All that sounds very good, but actually there is a problem, a problem that's encountered by a lot of young bands that choose an unusual path: Death Du Jour lead their search for originality too far. The songs' structures are broken, torn apart and twisted in everything direction, with the consequence of rendering the album extremely messy. The problem is that you can't really make a difference between one song and another: the vocals are still typical growlings with no variation, and there is not the slightest tune or riff or vocal line or anything that I could pick out, that could catch my attention and make me want to listen to Fragments Of Perdition again. As I write, I realize I am not able to quote a single song, because none of them is above the rest.

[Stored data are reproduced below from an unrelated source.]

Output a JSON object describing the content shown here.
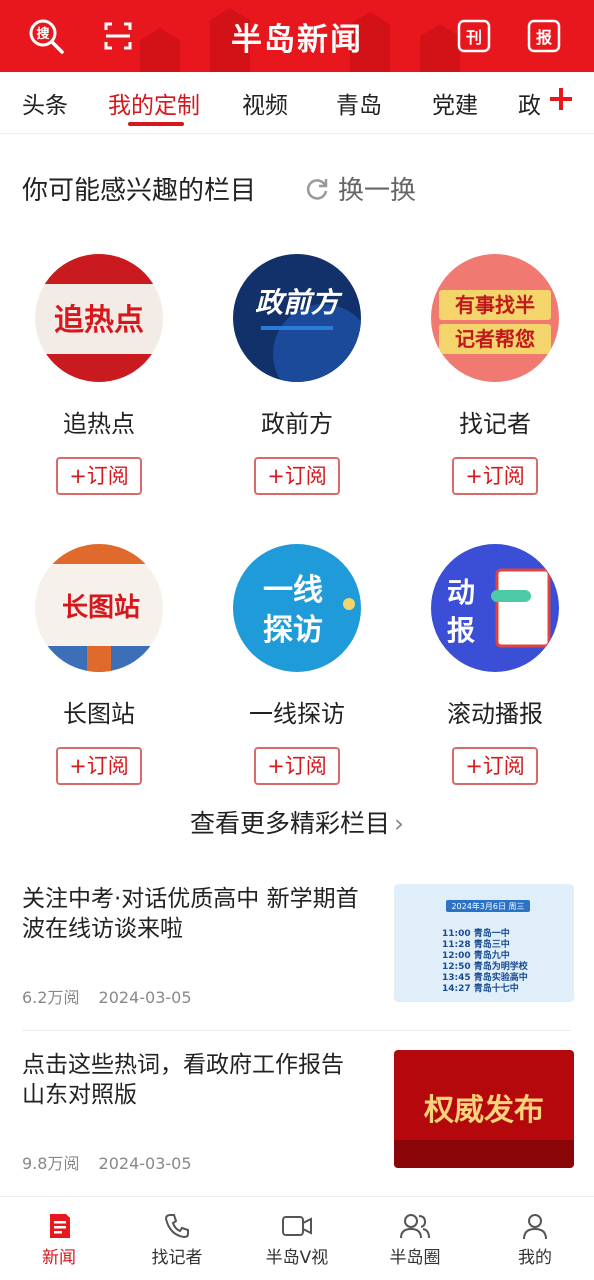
{
  "header": {
    "logo": "半岛新闻",
    "paper_glyph": "刊",
    "newspaper_glyph": "报",
    "brand_color": "#e8171d",
    "icons": [
      "search-icon",
      "scan-icon",
      "epaper-icon",
      "newspaper-icon"
    ]
  },
  "tabs": [
    {
      "label": "头条"
    },
    {
      "label": "我的定制",
      "active": true
    },
    {
      "label": "视频"
    },
    {
      "label": "青岛"
    },
    {
      "label": "党建"
    },
    {
      "label": "政"
    }
  ],
  "recommend": {
    "title": "你可能感兴趣的栏目",
    "refresh_label": "换一换",
    "items": [
      {
        "name": "追热点",
        "cover_text": "追热点",
        "subscribe": "+订阅"
      },
      {
        "name": "政前方",
        "cover_text": "政前方",
        "subscribe": "+订阅"
      },
      {
        "name": "找记者",
        "cover_text": "有事找半\n记者帮您",
        "subscribe": "+订阅"
      },
      {
        "name": "长图站",
        "cover_text": "长图站",
        "subscribe": "+订阅"
      },
      {
        "name": "一线探访",
        "cover_text": "一线\n探访",
        "subscribe": "+订阅"
      },
      {
        "name": "滚动播报",
        "cover_text": "动\n报",
        "subscribe": "+订阅"
      }
    ],
    "more_label": "查看更多精彩栏目"
  },
  "news": [
    {
      "title": "关注中考·对话优质高中 新学期首波在线访谈来啦",
      "views": "6.2万阅",
      "date": "2024-03-05",
      "thumb": {
        "date_label": "2024年3月6日 周三",
        "schedule": [
          "11:00 青岛一中",
          "11:28 青岛三中",
          "12:00 青岛九中",
          "12:50 青岛为明学校",
          "13:45 青岛实验高中",
          "14:27 青岛十七中"
        ]
      }
    },
    {
      "title": "点击这些热词，看政府工作报告山东对照版",
      "views": "9.8万阅",
      "date": "2024-03-05",
      "thumb": {
        "text": "权威发布"
      }
    }
  ],
  "bottom_nav": [
    {
      "label": "新闻",
      "icon": "news-icon",
      "active": true
    },
    {
      "label": "找记者",
      "icon": "phone-icon"
    },
    {
      "label": "半岛V视",
      "icon": "video-icon"
    },
    {
      "label": "半岛圈",
      "icon": "community-icon"
    },
    {
      "label": "我的",
      "icon": "profile-icon"
    }
  ]
}
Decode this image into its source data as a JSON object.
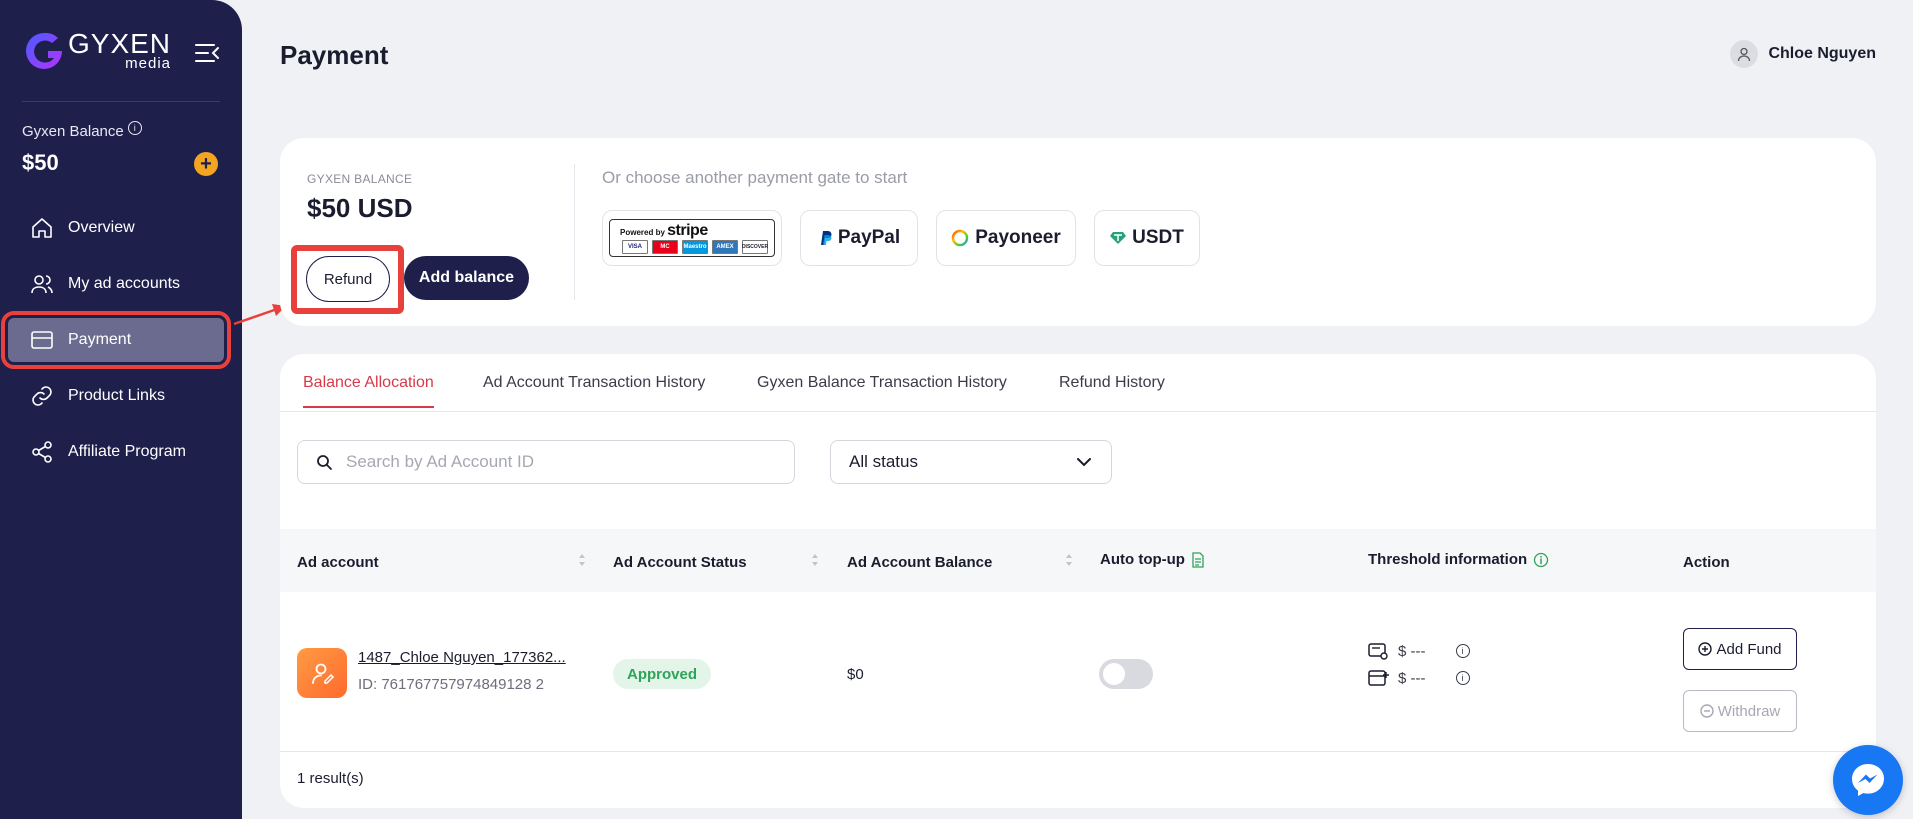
{
  "brand": {
    "name": "GYXEN",
    "sub": "media"
  },
  "sidebar": {
    "balance_label": "Gyxen Balance",
    "balance_value": "$50",
    "items": [
      {
        "label": "Overview",
        "icon": "home-icon"
      },
      {
        "label": "My ad accounts",
        "icon": "users-icon"
      },
      {
        "label": "Payment",
        "icon": "card-icon",
        "active": true
      },
      {
        "label": "Product Links",
        "icon": "link-icon"
      },
      {
        "label": "Affiliate Program",
        "icon": "share-icon"
      }
    ]
  },
  "header": {
    "title": "Payment",
    "user_name": "Chloe Nguyen"
  },
  "balance_card": {
    "label": "GYXEN BALANCE",
    "value": "$50 USD",
    "refund_label": "Refund",
    "add_balance_label": "Add balance",
    "gate_prompt": "Or choose another payment gate to start",
    "gates": [
      {
        "name": "stripe",
        "powered_by": "Powered by",
        "brand": "stripe",
        "cards": [
          "VISA",
          "MC",
          "Maestro",
          "AMEX",
          "DISCOVER"
        ]
      },
      {
        "name": "PayPal"
      },
      {
        "name": "Payoneer"
      },
      {
        "name": "USDT"
      }
    ]
  },
  "tabs": [
    "Balance Allocation",
    "Ad Account Transaction History",
    "Gyxen Balance Transaction History",
    "Refund History"
  ],
  "filters": {
    "search_placeholder": "Search by Ad Account ID",
    "status_value": "All status"
  },
  "table": {
    "columns": [
      "Ad account",
      "Ad Account Status",
      "Ad Account Balance",
      "Auto top-up",
      "Threshold information",
      "Action"
    ],
    "rows": [
      {
        "name": "1487_Chloe Nguyen_177362...",
        "id": "ID: 761767757974849128 2",
        "status": "Approved",
        "balance": "$0",
        "auto_topup": false,
        "threshold_1": "$ ---",
        "threshold_2": "$ ---",
        "add_fund": "Add Fund",
        "withdraw": "Withdraw"
      }
    ],
    "result_count": "1 result(s)"
  },
  "colors": {
    "sidebar": "#1e1f4b",
    "accent": "#d63a4a",
    "highlight": "#e8403a",
    "approved": "#2fa35a",
    "coin": "#f3a521"
  }
}
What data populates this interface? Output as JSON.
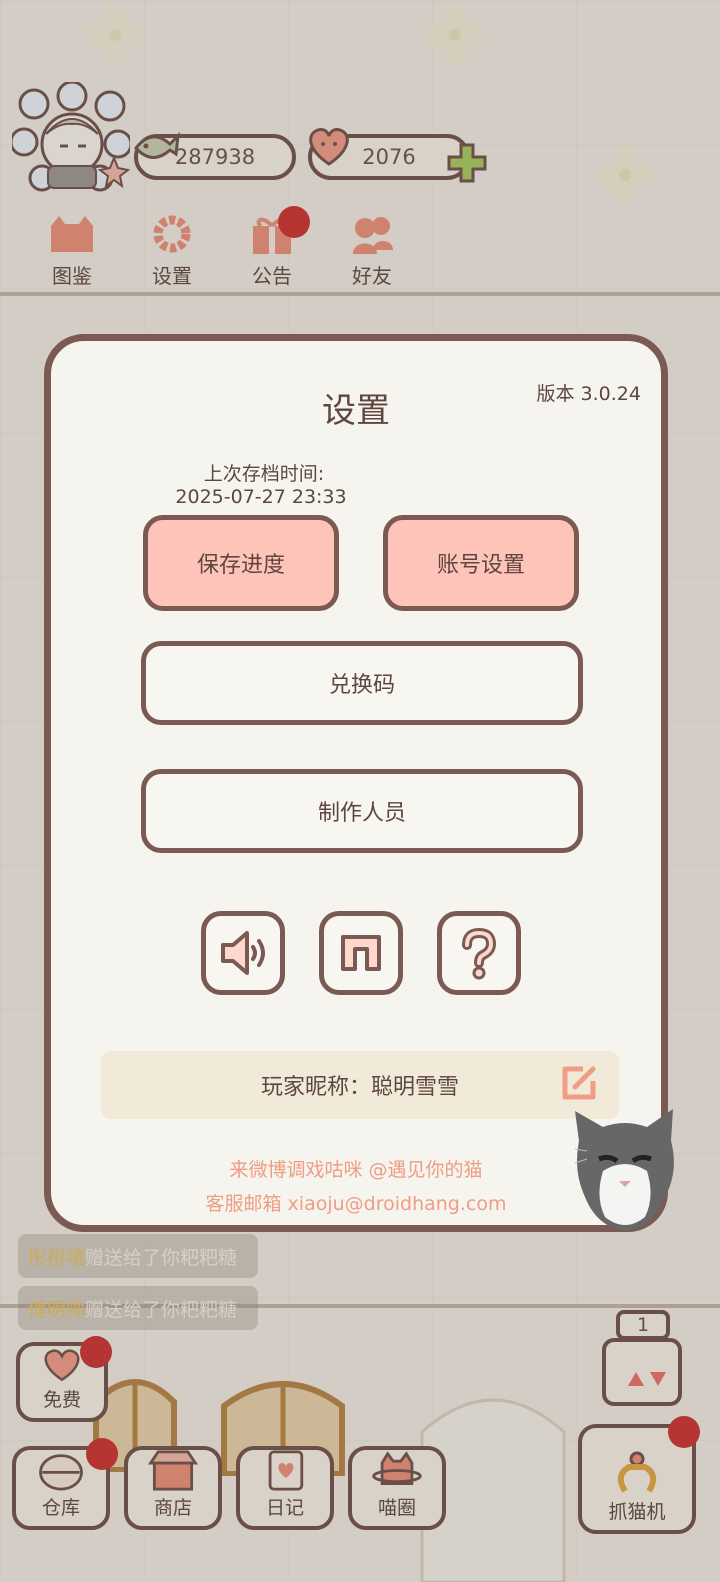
{
  "header": {
    "coins": "287938",
    "hearts": "2076"
  },
  "top_nav": [
    {
      "label": "图鉴"
    },
    {
      "label": "设置"
    },
    {
      "label": "公告"
    },
    {
      "label": "好友"
    }
  ],
  "chat": [
    {
      "sender": "彤彤嘻",
      "message": "赠送给了你粑粑糖"
    },
    {
      "sender": "傅明帅",
      "message": "赠送给了你粑粑糖"
    }
  ],
  "bottom_bar": {
    "free": "免费",
    "warehouse": "仓库",
    "shop": "商店",
    "diary": "日记",
    "circle": "喵圈",
    "claw": "抓猫机",
    "counter": "1"
  },
  "settings": {
    "title": "设置",
    "version": "版本 3.0.24",
    "save_time_label": "上次存档时间:",
    "save_time_value": "2025-07-27 23:33",
    "save_button": "保存进度",
    "account_button": "账号设置",
    "redeem_button": "兑换码",
    "credits_button": "制作人员",
    "nickname_label": "玩家昵称：",
    "nickname_value": "聪明雪雪",
    "weibo_text": "来微博调戏咕咪 @遇见你的猫",
    "email_text": "客服邮箱 xiaoju@droidhang.com"
  },
  "colors": {
    "accent_pink": "#ffc4b9",
    "border_brown": "#7a5a52",
    "panel_bg": "#f6f4ee",
    "link_salmon": "#ef9d84",
    "notification_red": "#c9302c"
  },
  "icons": [
    "speaker-icon",
    "music-note-icon",
    "question-icon",
    "edit-icon",
    "fish-coin-icon",
    "heart-icon",
    "plus-icon",
    "cat-book-icon",
    "gear-icon",
    "gift-icon",
    "friends-icon"
  ]
}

So ok that's brutal, that's technical, there is obviously great musicianship, and a certain talent in the search of originality, but next time they'll have to remain reasonable in their experimentations, and keep a direction in mind. Death Du Jour reminds me of a young animal that's unable to concentrate on a particular fact for more than three seconds and lets his mind wander around, touching lightly a lot of ideas without really digging any one of them. That's what Death Du Jour is: a little animal that needs to learn from mistakes, to gain experience, and only then will it be able to live its life freely, without nasty reviewers clawing at its feet. I'd like to listen to them again in a few years from here, because their case is not desperate (it's only the first album, they'll get better). But for now, 'Finland's latest extreme metal prodigy' is only another disappointment.